UCLA's involvement stems from its dedication to health care research, mobile health, and a new platform called Ohmage MWF created at UCLA. "We are at an incredible time in the history of medicine. Combining technology with new understandings of disease and human behavior affords us a wonderful opportunity. The Heritage Open mHealth challenge has the potential to be a real game changer," said David Feinberg, the CEO of the UCLA Health System.
"In bringing mobility together with Open mHealth's open architecture, the contest is exciting on multiple smart healthcare IT fronts," said Jim Davis, UCLA's Vice Provost for Information Technology and Chief Academic Technology Officer. "It will produce mobile applications that address new models of meaningful, self- delivered health care; it will show how open architecture and mobility combine to open untapped heath care insights; and it will demonstrate how an open architecture facilitates a broad base of innovation."
The challenge will run for approximately four months, and the submissions will be judged by a distinguished panel of judges that, in addition to Prof. Estrin, Dr. Feinberg, and Dr. Merkin, includes Aneesh Chopra, former Chief Technology Officer of the United States, Karen Ignani, President and CEO of AHIP, Dr. Mark McClellan, Director of the Engelberg Center for Health Care Reform at the Brookings Institution, Dr. Mark Smith, President and CEO of the California Healthcare Foundation, and Anne Wojcicki, Co-Founder of 23andMe, Inc.
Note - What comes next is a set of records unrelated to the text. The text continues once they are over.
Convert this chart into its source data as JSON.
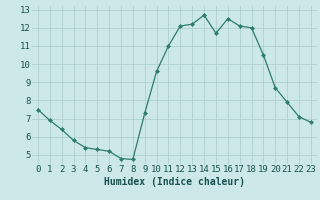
{
  "x": [
    0,
    1,
    2,
    3,
    4,
    5,
    6,
    7,
    8,
    9,
    10,
    11,
    12,
    13,
    14,
    15,
    16,
    17,
    18,
    19,
    20,
    21,
    22,
    23
  ],
  "y": [
    7.5,
    6.9,
    6.4,
    5.8,
    5.4,
    5.3,
    5.2,
    4.8,
    4.75,
    7.3,
    9.6,
    11.0,
    12.1,
    12.2,
    12.7,
    11.7,
    12.5,
    12.1,
    12.0,
    10.5,
    8.7,
    7.9,
    7.1,
    6.8
  ],
  "line_color": "#2e7d6e",
  "marker": "D",
  "marker_size": 2.0,
  "bg_color": "#cce8e8",
  "grid_color": "#aacccc",
  "xlabel": "Humidex (Indice chaleur)",
  "ylim": [
    4.5,
    13.2
  ],
  "xlim": [
    -0.5,
    23.5
  ],
  "xticks": [
    0,
    1,
    2,
    3,
    4,
    5,
    6,
    7,
    8,
    9,
    10,
    11,
    12,
    13,
    14,
    15,
    16,
    17,
    18,
    19,
    20,
    21,
    22,
    23
  ],
  "yticks": [
    5,
    6,
    7,
    8,
    9,
    10,
    11,
    12,
    13
  ],
  "tick_label_color": "#1a5050",
  "xlabel_color": "#1a5050",
  "xlabel_fontsize": 7.0,
  "tick_fontsize": 6.5
}
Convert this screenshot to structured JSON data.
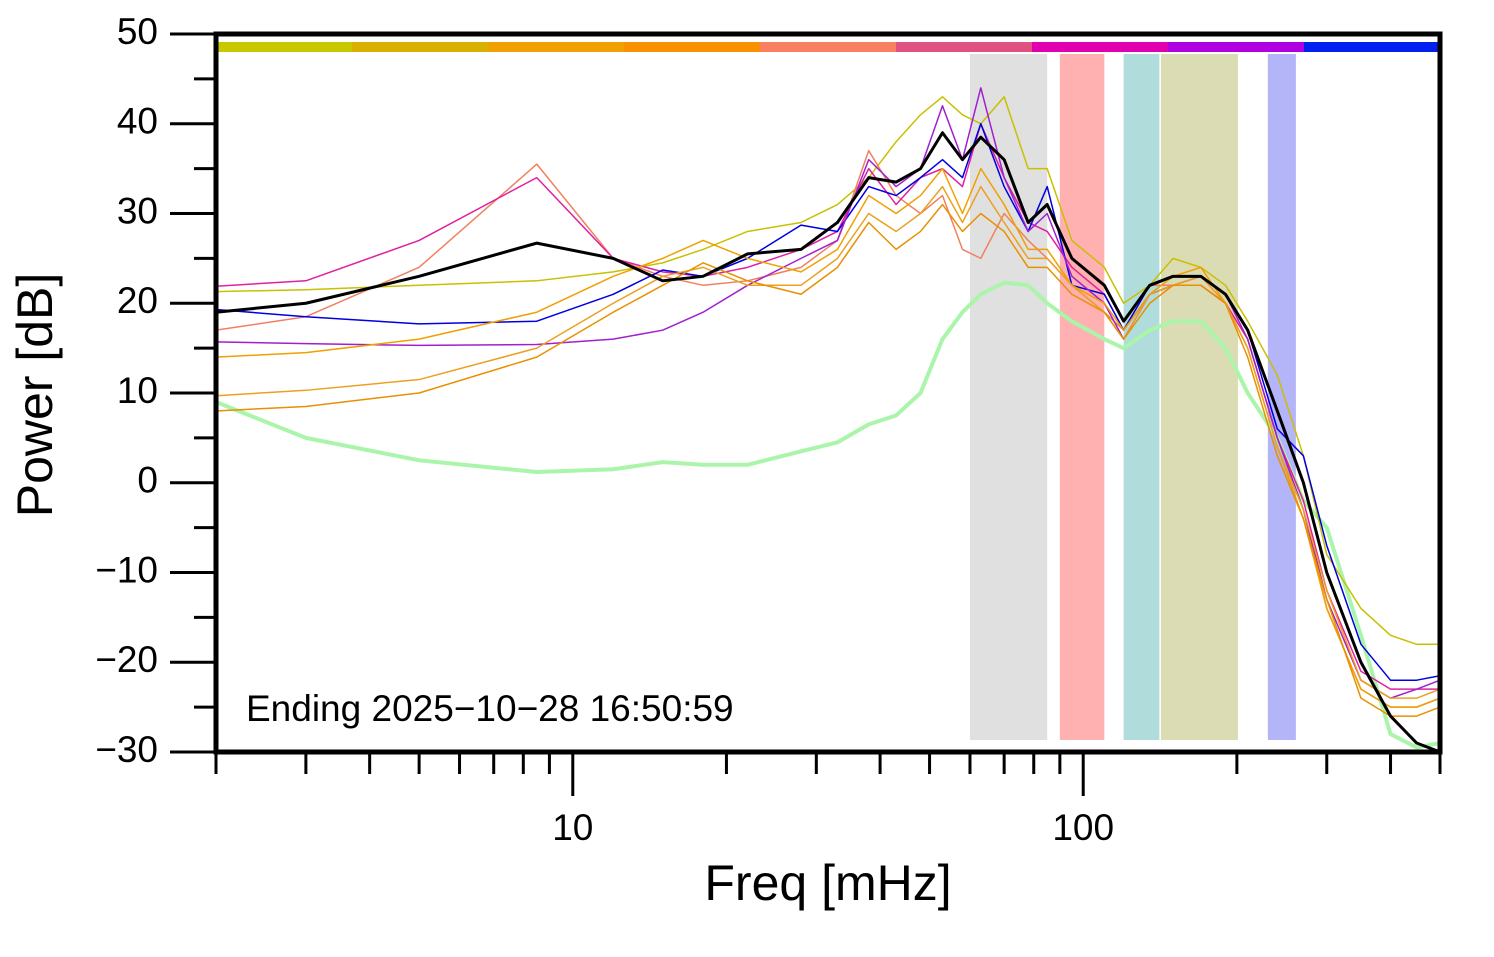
{
  "chart_data": {
    "type": "line",
    "xlabel": "Freq [mHz]",
    "ylabel": "Power [dB]",
    "annotation": "Ending 2025−10−28 16:50:59",
    "xscale": "log",
    "xlim": [
      2,
      500
    ],
    "ylim": [
      -30,
      50
    ],
    "xticks": [
      10,
      100
    ],
    "xminorticks": [
      2,
      3,
      4,
      5,
      6,
      7,
      8,
      9,
      20,
      30,
      40,
      50,
      60,
      70,
      80,
      90,
      200,
      300,
      400,
      500
    ],
    "yticks": [
      {
        "value": -30,
        "label": "−30"
      },
      {
        "value": -20,
        "label": "−20"
      },
      {
        "value": -10,
        "label": "−10"
      },
      0,
      10,
      20,
      30,
      40,
      50
    ],
    "yminorticks": [
      -25,
      -15,
      -5,
      5,
      15,
      25,
      35,
      45
    ],
    "bands": [
      {
        "range": [
          60,
          85
        ],
        "color": "#e0e0e0"
      },
      {
        "range": [
          90,
          110
        ],
        "color": "#ffb0b0"
      },
      {
        "range": [
          120,
          141
        ],
        "color": "#b0dcdc"
      },
      {
        "range": [
          142,
          201
        ],
        "color": "#dcdcb4"
      },
      {
        "range": [
          230,
          261
        ],
        "color": "#b4b4f8"
      }
    ],
    "x": [
      2,
      3,
      5,
      8.5,
      12,
      15,
      18,
      22,
      28,
      33,
      38,
      43,
      48,
      53,
      58,
      63,
      70,
      78,
      85,
      95,
      110,
      120,
      135,
      150,
      170,
      190,
      210,
      240,
      270,
      300,
      350,
      400,
      450,
      500
    ],
    "series": [
      {
        "color": "#aaf5aa",
        "linewidth": 4,
        "values": [
          9,
          5,
          2.5,
          1.2,
          1.5,
          2.3,
          2,
          2,
          3.5,
          4.5,
          6.5,
          7.5,
          10,
          16,
          19,
          21,
          22.3,
          22,
          20,
          18,
          16,
          15,
          17,
          18,
          18,
          15,
          10,
          5,
          -2,
          -5,
          -17,
          -28,
          -29.5,
          -29
        ]
      },
      {
        "color": "#c8c000",
        "linewidth": 1.5,
        "values": [
          21.3,
          21.5,
          22,
          22.5,
          23.5,
          24.5,
          26,
          28,
          29,
          31,
          34,
          38,
          41,
          43,
          41,
          40,
          43,
          35,
          35,
          27,
          24,
          20,
          22,
          25,
          24,
          22,
          18,
          12,
          3,
          -8,
          -14,
          -17,
          -18,
          -18
        ]
      },
      {
        "color": "#f08060",
        "linewidth": 1.5,
        "values": [
          17,
          18.5,
          24,
          35.5,
          25,
          23,
          22,
          22.5,
          24,
          27,
          37,
          32,
          30,
          32,
          26,
          25,
          30,
          27,
          25,
          22,
          19,
          17,
          22,
          22,
          22,
          20,
          16,
          5,
          -3,
          -14,
          -23,
          -25,
          -25,
          -24
        ]
      },
      {
        "color": "#e020a0",
        "linewidth": 1.5,
        "values": [
          21.9,
          22.5,
          27,
          34,
          25,
          23.5,
          23,
          24,
          26,
          28,
          35,
          31,
          34,
          35,
          33,
          40,
          34,
          29,
          28,
          24,
          21,
          17,
          21,
          22,
          22,
          20,
          16,
          5,
          -2,
          -12,
          -21,
          -23,
          -23,
          -23
        ]
      },
      {
        "color": "#0000e0",
        "linewidth": 1.5,
        "values": [
          19.3,
          18.5,
          17.7,
          18,
          21,
          23.7,
          23,
          25,
          28.7,
          28,
          33,
          32,
          34,
          36,
          34,
          40,
          33,
          28,
          33,
          22,
          21,
          17,
          22,
          23,
          23,
          21,
          17,
          6,
          3,
          -7,
          -18,
          -22,
          -22,
          -21.5
        ]
      },
      {
        "color": "#a020d0",
        "linewidth": 1.5,
        "values": [
          15.7,
          15.5,
          15.3,
          15.4,
          16,
          17,
          19,
          22,
          25,
          27,
          36,
          33,
          35,
          42,
          36,
          44,
          34,
          28,
          30,
          23,
          20,
          16,
          21,
          22,
          23,
          21,
          16,
          5,
          -3,
          -13,
          -22,
          -24,
          -23,
          -22
        ]
      },
      {
        "color": "#f0a000",
        "linewidth": 1.5,
        "values": [
          14,
          14.5,
          16,
          19,
          23,
          25,
          27,
          25,
          23.5,
          26,
          32,
          30,
          32,
          35,
          30,
          35,
          31,
          26,
          26,
          22,
          20,
          17,
          21,
          23,
          24,
          20,
          15,
          4,
          -4,
          -14,
          -23,
          -25,
          -25,
          -24
        ]
      },
      {
        "color": "#eca020",
        "linewidth": 1.5,
        "values": [
          9.7,
          10.3,
          11.5,
          15,
          20,
          23,
          24,
          22,
          22,
          25,
          30,
          28,
          30,
          33,
          29,
          33,
          29,
          25,
          25,
          22,
          19,
          16,
          21,
          22,
          23,
          20,
          15,
          4,
          -3,
          -12,
          -22,
          -24,
          -24,
          -23
        ]
      },
      {
        "color": "#e89000",
        "linewidth": 1.5,
        "values": [
          8,
          8.5,
          10,
          14,
          19,
          22,
          24.5,
          22.5,
          21,
          24,
          29,
          26,
          28,
          31,
          28,
          30,
          28,
          24,
          24,
          21,
          19,
          16,
          20,
          22,
          22,
          20,
          14,
          3,
          -4,
          -13,
          -24,
          -26,
          -26,
          -25
        ]
      },
      {
        "color": "#000000",
        "linewidth": 3,
        "values": [
          19,
          20,
          23,
          26.7,
          25,
          22.5,
          23,
          25.5,
          26,
          29,
          34,
          33.5,
          35,
          39,
          36,
          38.5,
          36,
          29,
          31,
          25,
          22,
          18,
          22,
          23,
          23,
          21,
          17,
          8,
          0,
          -10,
          -20,
          -26,
          -29,
          -30
        ]
      }
    ]
  }
}
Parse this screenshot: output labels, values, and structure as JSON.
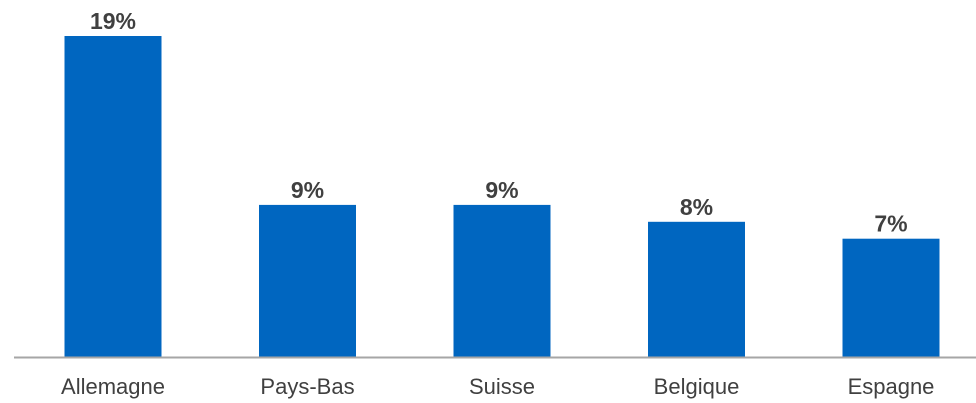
{
  "chart_data": {
    "type": "bar",
    "categories": [
      "Allemagne",
      "Pays-Bas",
      "Suisse",
      "Belgique",
      "Espagne"
    ],
    "values": [
      19,
      9,
      9,
      8,
      7
    ],
    "value_labels": [
      "19%",
      "9%",
      "9%",
      "8%",
      "7%"
    ],
    "ylim": [
      0,
      19
    ],
    "grid": false,
    "legend": "none",
    "title": "",
    "xlabel": "",
    "ylabel": ""
  },
  "colors": {
    "bar": "#0066C0",
    "axis": "#A6A6A6",
    "text": "#404040"
  }
}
The challenge website is located at http:// heritagechallenge.openmhealth.org/.
ABOUT HPN:
Heritage Provider Network, Inc. (HPN) is on the cutting edge of the accountable care model of healthcare delivery: coordinated, patient-doctor centric, integrated health care systems that represent the future of health care in the United States. HPN is dedicated to quality, affordable health care and putting patients' wellness first. The collaborative mobile apps prize is one of a number of competitions HPN is sponsoring in its ongoing efforts to spur innovations in healthcare, including the $3million Heritage Health Prize Competition, and the Institute of Medicine's Go Viral for Health Prize. HPN is also in the process of launching a number of other health related prizes. (www.heritageprovidernetwork.com)
About Open mHealth
Open mHealth is non-profit startup building open software architecture to break down the barriers in mobile health to integration among mHealth solutions and unlock the potential for mHealth. Through a shared set of open APIs, both open and proprietary software modules, applications and data can be "mixed and matched," and more meaningful insights derived through reusable data processing and visualization modules. Enhanced integration at both module and application levels allows products to be more nimbly adapted and customized to maximize potential impact. Through an open community, we are working together to build more effective mhealth solutions, drive innovation in healthcare evaluation, and transform healthcare for all. Open mHealth is funded in part by the Robert Wood Johnson Foundation. (http://openmhealth.org/)
About UCLA
UCLA is California's largest university, with an enrollment of more than 40,000 undergraduate and graduate students. The UCLA College of Letters and Science and the university's 11 professional schools feature renowned faculty and offer 337 degree programs and majors. UCLA is a national and international leader in the breadth and quality of its academic, research, health care, cultural, continuing education and athletic programs. Six alumni and six faculty have been awarded the Nobel Prize. (http://www.ucla.edu/)
SOURCE Heritage Provider Network, Inc.